Os dois tipos de crimes que mais amedronta pela pratica constante e indiscriminada são os contra o patrimônio (roubo e furtos) e o mais grave contra a vida, seja de forma tentada ou consumada.
Em uma “guerra” entre facções por disputa de território para o tráfico de drogas, ou o domínio da comunidade para esconderijo de seus membros, crianças, idosos, mulheres e jovens que nada tem com a situação de crime, estão tendo suas vidas ceifadas, não por balas perdidas, mas por projeteis disparados em qualquer direção, pois quem tem o dedo no gatilho, muitas vezes é o adolescente excluídos de seus direitos básicos e recrutado pela criminalidade.
Na contra mão da Lei também aparece o estado de Direito, que se omite aos deveres que tem para garantir que essas crianças e adolescentes tenham o que lhes é garantido na letra, ou seja, no Estatuto da Criança e do Adolescente – ECA.
E foi essa proteção em todas suas estâncias que fez tombar uma criança de 11 anos com uma bala na cabeça.


O crime foi registrado na tarde desta quinta-feira (18), na rua Foca, no bairro Wilson Ribeiro, região do Calafate, em Rio Branco, a capital do Acre.

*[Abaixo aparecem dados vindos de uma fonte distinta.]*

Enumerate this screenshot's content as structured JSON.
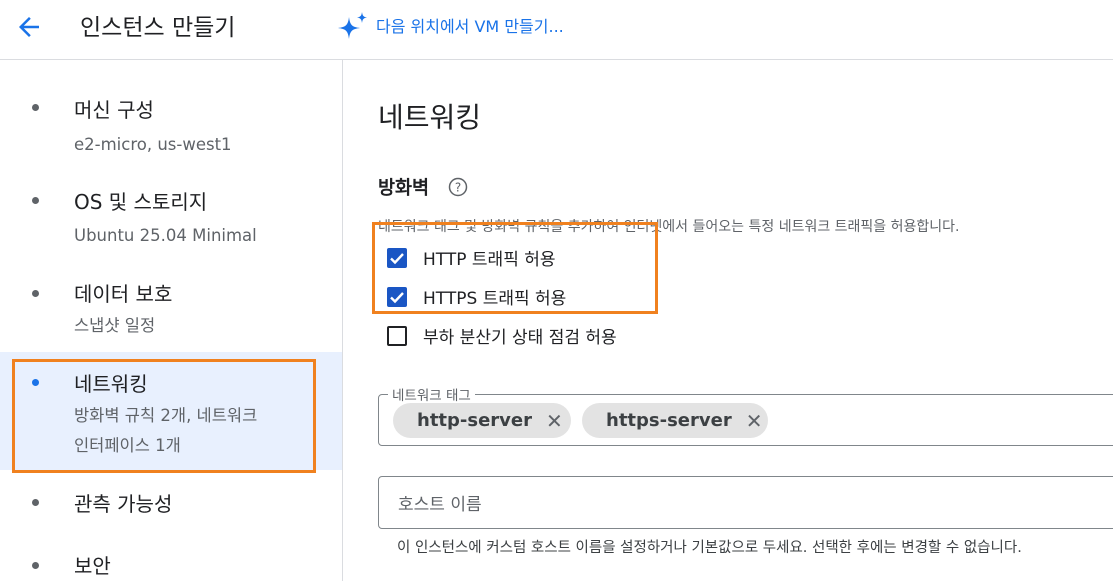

De acordo com informações a menina ajudava o pai na retirada de vísceras de peixes que seriam vendidos em um pequeno ” boteco” de venda de peixes pertencente a família da criança. Quando dois homens em uma motocicleta se aproximaram do local e o garupa sacou de uma arma e apontou em direção ao pai da criança.
Melina Pimentel, de 11 anos foi atingida com um tiro na cabeça. A criança foi socorrida por uma equipe de suporte avançado do SAMU e encaminhada ao Pronto Socorro de Rio Branco, onde deu entrada em estado crítico, morrendo minutos depois quando era tentado pelos médicos plantonistas fazê-la sobreviver.
Policiais militares que atenderam a ocorrência realizaram buscas na região na tentativa de localizar e prender a dupla de criminosos, mas não obtiveram êxito na caçada.
O caso, será mais um entre dezenas investigado pela Delegacia de Homicídios e Proteção à Pessoa – DHPP.